Alternativ ermöglicht ein Kugelgelenk anstelle des Kardangelenks die Neigungsfreiheit des Außenrings. Der Außenring ist dabei über Gleitringe auf der kugelförmig gestalteten Schiebehülse gelagert.

Auf dem Gelenk-Außenring ist der Verstellring koaxial drehbar mit Wälzlagern gelagert. Je nach gewählter Konstruktion und Wälzlagerkonfiguration (ein oder mehrere Radial- und/oder Axiallager) sind Außenring und Verstellring ineinander oder übereinander gesetzt (vgl. Bild). Vom Rotor wird der umlaufende Verstellring der Taumelscheibe über einen Mitnehmer, meist in der Form eines Scherengelenks, angetrieben. Rotor und Verstellring bewegen sich also synchron. Der Verstellring ist über Gelenke und Blattverstellstangen mit den in ihren Halterungen um ihre Längsachse drehbar gelagerten Rotorblättern verbunden (ggf. noch über Blattverstellhebel), so dass sich je nach Neigung bzw. Verschiebung der Taumelscheibe bestimmte Anstellwinkel der Rotorblätter ergeben. Die Größe der Auftriebskraft ist vom Anstellwinkel abhängig.

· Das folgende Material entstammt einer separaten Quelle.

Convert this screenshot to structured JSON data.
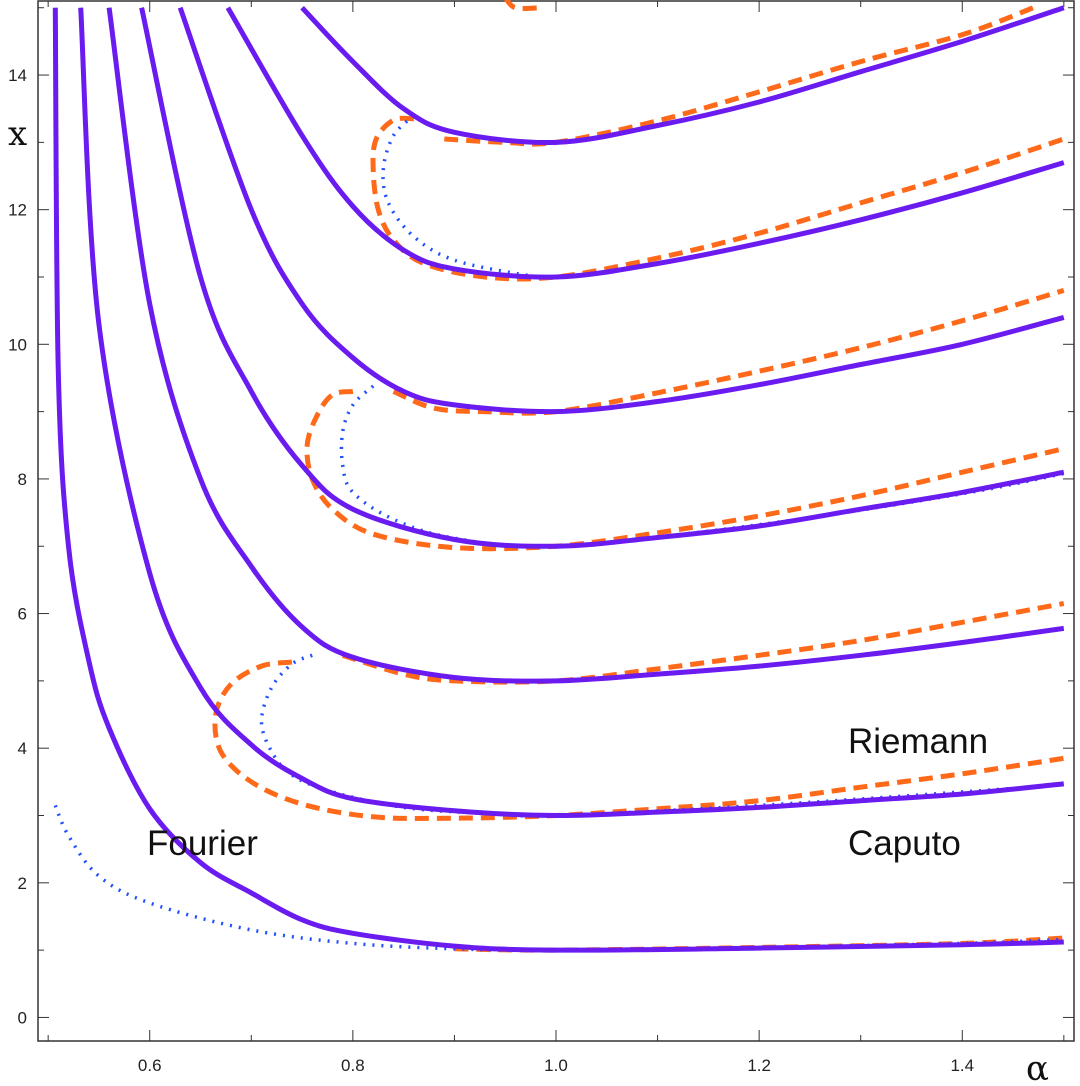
{
  "chart_data": {
    "type": "line",
    "title": "",
    "xlabel": "α",
    "ylabel": "x",
    "xlim": [
      0.49,
      1.51
    ],
    "ylim": [
      -0.35,
      15.1
    ],
    "x_ticks": [
      "0.6",
      "0.8",
      "1.0",
      "1.2",
      "1.4"
    ],
    "y_ticks": [
      "0",
      "2",
      "4",
      "6",
      "8",
      "10",
      "12",
      "14"
    ],
    "annotations": [
      "Fourier",
      "Riemann",
      "Caputo"
    ],
    "colors": {
      "fourier": "#6a1bf0",
      "riemann": "#ff6a1a",
      "caputo": "#2050ff",
      "frame": "#333333"
    },
    "series": [
      {
        "style": "solid",
        "values": [
          [
            0.507,
            15.0
          ],
          [
            0.51,
            9.6
          ],
          [
            0.52,
            7.0
          ],
          [
            0.54,
            5.3
          ],
          [
            0.56,
            4.3
          ],
          [
            0.6,
            3.1
          ],
          [
            0.65,
            2.3
          ],
          [
            0.7,
            1.85
          ],
          [
            0.75,
            1.45
          ],
          [
            0.8,
            1.25
          ],
          [
            0.9,
            1.06
          ],
          [
            1.0,
            1.0
          ],
          [
            1.2,
            1.03
          ],
          [
            1.4,
            1.08
          ],
          [
            1.5,
            1.12
          ]
        ]
      },
      {
        "style": "solid",
        "values": [
          [
            0.532,
            15.0
          ],
          [
            0.55,
            10.3
          ],
          [
            0.6,
            6.6
          ],
          [
            0.65,
            4.9
          ],
          [
            0.7,
            4.05
          ],
          [
            0.75,
            3.55
          ],
          [
            0.8,
            3.25
          ],
          [
            0.9,
            3.07
          ],
          [
            1.0,
            3.0
          ],
          [
            1.1,
            3.05
          ],
          [
            1.2,
            3.12
          ],
          [
            1.3,
            3.22
          ],
          [
            1.4,
            3.32
          ],
          [
            1.5,
            3.47
          ]
        ]
      },
      {
        "style": "solid",
        "values": [
          [
            0.56,
            15.0
          ],
          [
            0.6,
            10.6
          ],
          [
            0.65,
            8.0
          ],
          [
            0.7,
            6.7
          ],
          [
            0.75,
            5.8
          ],
          [
            0.8,
            5.35
          ],
          [
            0.9,
            5.05
          ],
          [
            1.0,
            5.0
          ],
          [
            1.1,
            5.1
          ],
          [
            1.2,
            5.22
          ],
          [
            1.3,
            5.38
          ],
          [
            1.4,
            5.57
          ],
          [
            1.5,
            5.78
          ]
        ]
      },
      {
        "style": "solid",
        "values": [
          [
            0.592,
            15.0
          ],
          [
            0.65,
            11.0
          ],
          [
            0.7,
            9.3
          ],
          [
            0.75,
            8.2
          ],
          [
            0.8,
            7.55
          ],
          [
            0.9,
            7.1
          ],
          [
            1.0,
            7.0
          ],
          [
            1.1,
            7.13
          ],
          [
            1.2,
            7.3
          ],
          [
            1.3,
            7.55
          ],
          [
            1.4,
            7.8
          ],
          [
            1.5,
            8.1
          ]
        ]
      },
      {
        "style": "solid",
        "values": [
          [
            0.63,
            15.0
          ],
          [
            0.7,
            12.0
          ],
          [
            0.75,
            10.6
          ],
          [
            0.8,
            9.8
          ],
          [
            0.85,
            9.3
          ],
          [
            0.9,
            9.1
          ],
          [
            1.0,
            9.0
          ],
          [
            1.1,
            9.15
          ],
          [
            1.2,
            9.4
          ],
          [
            1.3,
            9.7
          ],
          [
            1.4,
            10.0
          ],
          [
            1.5,
            10.4
          ]
        ]
      },
      {
        "style": "solid",
        "values": [
          [
            0.677,
            15.0
          ],
          [
            0.75,
            13.1
          ],
          [
            0.8,
            12.05
          ],
          [
            0.85,
            11.4
          ],
          [
            0.9,
            11.12
          ],
          [
            1.0,
            11.0
          ],
          [
            1.1,
            11.2
          ],
          [
            1.2,
            11.5
          ],
          [
            1.3,
            11.85
          ],
          [
            1.4,
            12.25
          ],
          [
            1.5,
            12.7
          ]
        ]
      },
      {
        "style": "solid",
        "values": [
          [
            0.75,
            15.0
          ],
          [
            0.8,
            14.2
          ],
          [
            0.85,
            13.5
          ],
          [
            0.9,
            13.15
          ],
          [
            1.0,
            13.0
          ],
          [
            1.1,
            13.25
          ],
          [
            1.2,
            13.6
          ],
          [
            1.3,
            14.05
          ],
          [
            1.4,
            14.5
          ],
          [
            1.5,
            15.0
          ]
        ]
      },
      {
        "style": "dotted",
        "values": [
          [
            0.507,
            3.15
          ],
          [
            0.52,
            2.7
          ],
          [
            0.55,
            2.1
          ],
          [
            0.6,
            1.7
          ],
          [
            0.7,
            1.3
          ],
          [
            0.8,
            1.1
          ],
          [
            0.9,
            1.02
          ],
          [
            1.0,
            1.0
          ],
          [
            1.2,
            1.04
          ],
          [
            1.4,
            1.1
          ],
          [
            1.5,
            1.16
          ]
        ]
      },
      {
        "style": "dotted",
        "values": [
          [
            0.76,
            5.38
          ],
          [
            0.74,
            5.25
          ],
          [
            0.72,
            4.9
          ],
          [
            0.71,
            4.4
          ],
          [
            0.72,
            3.95
          ],
          [
            0.74,
            3.6
          ],
          [
            0.78,
            3.35
          ],
          [
            0.85,
            3.12
          ],
          [
            0.93,
            3.03
          ],
          [
            1.0,
            3.0
          ],
          [
            1.2,
            3.15
          ],
          [
            1.4,
            3.35
          ],
          [
            1.5,
            3.46
          ]
        ]
      },
      {
        "style": "dotted",
        "values": [
          [
            0.82,
            9.38
          ],
          [
            0.8,
            9.1
          ],
          [
            0.79,
            8.7
          ],
          [
            0.79,
            8.2
          ],
          [
            0.8,
            7.8
          ],
          [
            0.84,
            7.4
          ],
          [
            0.9,
            7.12
          ],
          [
            1.0,
            7.0
          ],
          [
            1.2,
            7.32
          ],
          [
            1.4,
            7.78
          ],
          [
            1.5,
            8.08
          ]
        ]
      },
      {
        "style": "dotted",
        "values": [
          [
            0.86,
            13.4
          ],
          [
            0.84,
            13.1
          ],
          [
            0.83,
            12.6
          ],
          [
            0.835,
            12.1
          ],
          [
            0.86,
            11.6
          ],
          [
            0.9,
            11.25
          ],
          [
            0.97,
            11.03
          ],
          [
            1.0,
            11.0
          ]
        ]
      },
      {
        "style": "dashed",
        "values": [
          [
            0.9,
            1.02
          ],
          [
            1.0,
            1.0
          ],
          [
            1.2,
            1.04
          ],
          [
            1.4,
            1.1
          ],
          [
            1.5,
            1.18
          ]
        ]
      },
      {
        "style": "dashed",
        "values": [
          [
            0.74,
            5.28
          ],
          [
            0.71,
            5.22
          ],
          [
            0.68,
            4.95
          ],
          [
            0.665,
            4.5
          ],
          [
            0.67,
            3.95
          ],
          [
            0.7,
            3.5
          ],
          [
            0.75,
            3.17
          ],
          [
            0.82,
            2.98
          ],
          [
            0.9,
            2.96
          ],
          [
            1.0,
            3.0
          ],
          [
            1.1,
            3.1
          ],
          [
            1.2,
            3.22
          ],
          [
            1.3,
            3.42
          ],
          [
            1.4,
            3.62
          ],
          [
            1.5,
            3.85
          ]
        ]
      },
      {
        "style": "dashed",
        "values": [
          [
            0.79,
            5.38
          ],
          [
            0.85,
            5.1
          ],
          [
            0.9,
            5.0
          ],
          [
            1.0,
            5.0
          ],
          [
            1.1,
            5.18
          ],
          [
            1.2,
            5.38
          ],
          [
            1.3,
            5.6
          ],
          [
            1.4,
            5.87
          ],
          [
            1.5,
            6.15
          ]
        ]
      },
      {
        "style": "dashed",
        "values": [
          [
            0.8,
            9.3
          ],
          [
            0.78,
            9.25
          ],
          [
            0.765,
            8.95
          ],
          [
            0.755,
            8.5
          ],
          [
            0.76,
            8.0
          ],
          [
            0.78,
            7.55
          ],
          [
            0.82,
            7.18
          ],
          [
            0.9,
            6.98
          ],
          [
            1.0,
            7.0
          ],
          [
            1.1,
            7.2
          ],
          [
            1.2,
            7.45
          ],
          [
            1.3,
            7.75
          ],
          [
            1.4,
            8.1
          ],
          [
            1.5,
            8.45
          ]
        ]
      },
      {
        "style": "dashed",
        "values": [
          [
            0.84,
            9.3
          ],
          [
            0.88,
            9.05
          ],
          [
            0.93,
            9.0
          ],
          [
            1.0,
            9.0
          ],
          [
            1.1,
            9.28
          ],
          [
            1.2,
            9.6
          ],
          [
            1.3,
            9.95
          ],
          [
            1.4,
            10.35
          ],
          [
            1.5,
            10.8
          ]
        ]
      },
      {
        "style": "dashed",
        "values": [
          [
            0.86,
            13.35
          ],
          [
            0.84,
            13.33
          ],
          [
            0.823,
            13.05
          ],
          [
            0.82,
            12.6
          ],
          [
            0.825,
            12.0
          ],
          [
            0.84,
            11.55
          ],
          [
            0.87,
            11.2
          ],
          [
            0.93,
            11.0
          ],
          [
            1.0,
            11.0
          ],
          [
            1.1,
            11.28
          ],
          [
            1.2,
            11.65
          ],
          [
            1.3,
            12.1
          ],
          [
            1.4,
            12.55
          ],
          [
            1.5,
            13.05
          ]
        ]
      },
      {
        "style": "dashed",
        "values": [
          [
            0.89,
            13.05
          ],
          [
            0.95,
            13.0
          ],
          [
            1.0,
            13.0
          ],
          [
            1.1,
            13.32
          ],
          [
            1.2,
            13.75
          ],
          [
            1.3,
            14.2
          ],
          [
            1.4,
            14.6
          ],
          [
            1.47,
            15.0
          ]
        ]
      },
      {
        "style": "dashed",
        "values": [
          [
            0.95,
            15.15
          ],
          [
            0.96,
            15.0
          ],
          [
            0.985,
            15.0
          ]
        ]
      }
    ]
  }
}
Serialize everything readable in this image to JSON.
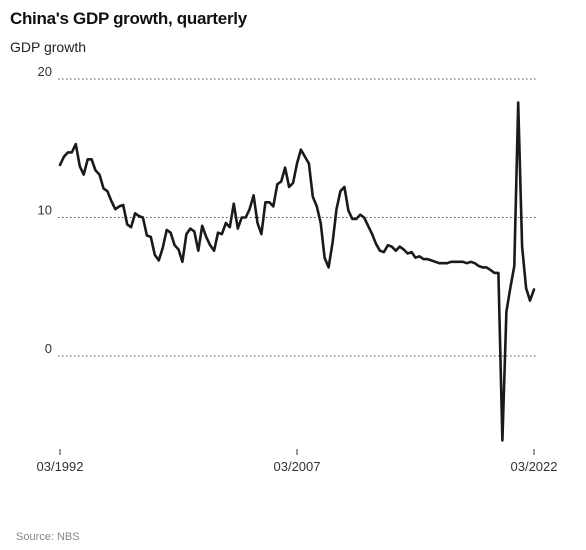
{
  "chart_data": {
    "type": "line",
    "title": "China's GDP growth, quarterly",
    "subtitle": "GDP growth",
    "source": "Source: NBS",
    "xlabel": "",
    "ylabel": "",
    "ylim": [
      -6.8,
      20
    ],
    "yticks": [
      0,
      10,
      20
    ],
    "ytick_labels": [
      "0",
      "10",
      "20"
    ],
    "xticks": [
      "03/1992",
      "03/2007",
      "03/2022"
    ],
    "grid": "horizontal dotted",
    "line_color": "#1a1a1a",
    "series": [
      {
        "x": [
          "1992Q1",
          "1992Q2",
          "1992Q3",
          "1992Q4",
          "1993Q1",
          "1993Q2",
          "1993Q3",
          "1993Q4",
          "1994Q1",
          "1994Q2",
          "1994Q3",
          "1994Q4",
          "1995Q1",
          "1995Q2",
          "1995Q3",
          "1995Q4",
          "1996Q1",
          "1996Q2",
          "1996Q3",
          "1996Q4",
          "1997Q1",
          "1997Q2",
          "1997Q3",
          "1997Q4",
          "1998Q1",
          "1998Q2",
          "1998Q3",
          "1998Q4",
          "1999Q1",
          "1999Q2",
          "1999Q3",
          "1999Q4",
          "2000Q1",
          "2000Q2",
          "2000Q3",
          "2000Q4",
          "2001Q1",
          "2001Q2",
          "2001Q3",
          "2001Q4",
          "2002Q1",
          "2002Q2",
          "2002Q3",
          "2002Q4",
          "2003Q1",
          "2003Q2",
          "2003Q3",
          "2003Q4",
          "2004Q1",
          "2004Q2",
          "2004Q3",
          "2004Q4",
          "2005Q1",
          "2005Q2",
          "2005Q3",
          "2005Q4",
          "2006Q1",
          "2006Q2",
          "2006Q3",
          "2006Q4",
          "2007Q1",
          "2007Q2",
          "2007Q3",
          "2007Q4",
          "2008Q1",
          "2008Q2",
          "2008Q3",
          "2008Q4",
          "2009Q1",
          "2009Q2",
          "2009Q3",
          "2009Q4",
          "2010Q1",
          "2010Q2",
          "2010Q3",
          "2010Q4",
          "2011Q1",
          "2011Q2",
          "2011Q3",
          "2011Q4",
          "2012Q1",
          "2012Q2",
          "2012Q3",
          "2012Q4",
          "2013Q1",
          "2013Q2",
          "2013Q3",
          "2013Q4",
          "2014Q1",
          "2014Q2",
          "2014Q3",
          "2014Q4",
          "2015Q1",
          "2015Q2",
          "2015Q3",
          "2015Q4",
          "2016Q1",
          "2016Q2",
          "2016Q3",
          "2016Q4",
          "2017Q1",
          "2017Q2",
          "2017Q3",
          "2017Q4",
          "2018Q1",
          "2018Q2",
          "2018Q3",
          "2018Q4",
          "2019Q1",
          "2019Q2",
          "2019Q3",
          "2019Q4",
          "2020Q1",
          "2020Q2",
          "2020Q3",
          "2020Q4",
          "2021Q1",
          "2021Q2",
          "2021Q3",
          "2021Q4",
          "2022Q1"
        ],
        "values": [
          13.8,
          14.4,
          14.7,
          14.7,
          15.3,
          13.7,
          13.1,
          14.2,
          14.2,
          13.4,
          13.1,
          12.1,
          11.9,
          11.2,
          10.6,
          10.8,
          10.9,
          9.5,
          9.3,
          10.3,
          10.1,
          10.0,
          8.7,
          8.6,
          7.3,
          6.9,
          7.8,
          9.1,
          8.9,
          8.0,
          7.7,
          6.8,
          8.8,
          9.2,
          9.0,
          7.6,
          9.4,
          8.6,
          8.0,
          7.6,
          8.9,
          8.8,
          9.6,
          9.3,
          11.0,
          9.2,
          10.0,
          10.0,
          10.6,
          11.6,
          9.6,
          8.8,
          11.1,
          11.1,
          10.8,
          12.4,
          12.6,
          13.6,
          12.2,
          12.5,
          13.9,
          14.9,
          14.4,
          13.9,
          11.5,
          10.8,
          9.6,
          7.1,
          6.4,
          8.2,
          10.6,
          11.9,
          12.2,
          10.5,
          9.9,
          9.9,
          10.2,
          10.0,
          9.4,
          8.8,
          8.1,
          7.6,
          7.5,
          8.0,
          7.9,
          7.6,
          7.9,
          7.7,
          7.4,
          7.5,
          7.1,
          7.2,
          7.0,
          7.0,
          6.9,
          6.8,
          6.7,
          6.7,
          6.7,
          6.8,
          6.8,
          6.8,
          6.8,
          6.7,
          6.8,
          6.7,
          6.5,
          6.4,
          6.4,
          6.2,
          6.0,
          6.0,
          -6.1,
          3.2,
          4.9,
          6.5,
          18.3,
          7.9,
          4.9,
          4.0,
          4.8
        ]
      }
    ]
  }
}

Im engeren Sinn versteht man unter der Hubschrauber-Taumelscheibe das Kardan- bzw. Kugelgelenk mit dem darauf befindlichen Verstellring. Es ist jedoch sinnvoller, unter Berücksichtigung der anderen (notwendigen) Teile von einem Taumelscheibenkonzept für die Rotorblattverstellung zu sprechen.

Bei kollektiver Verstellung der Rotorblätter besitzen diese den gleichen Anstellwinkel, der sich während der Rotorrotation nicht ändert. Die Rotationsachse des Verstellringes fällt mit der Achse des Rotors zusammen. Durch Verschiebung der Hülse (und damit der Taumelscheibe) werden die Anstellwinkel aller Blätter in gleicher Weise verändert, so dass ein Steigen oder Sinken des Hubschraubers erreicht werden kann.

Durch Neigung der Außenring- und damit der Taumelscheibenachse gegen die Rotorachse wird eine zyklische Verstellung der Rotorblätter ermöglicht. Die Rotorblätter ändern während des Rotorumlaufs periodisch ihren Anstellwinkel. Die Richtung und Lage der erzeugten Auftriebskraft fällt nicht mehr mit der Rotorachse zusammen. Die Rotorebene neigt sich in eine vom Piloten gewünschte, über den Steuerknüppel gesteuerte Richtung. Als Folge bewegt sich der ganze Hubschrauber in Richtung des geneigten Auftriebs- bzw. Schubvektors des Hauptrotors.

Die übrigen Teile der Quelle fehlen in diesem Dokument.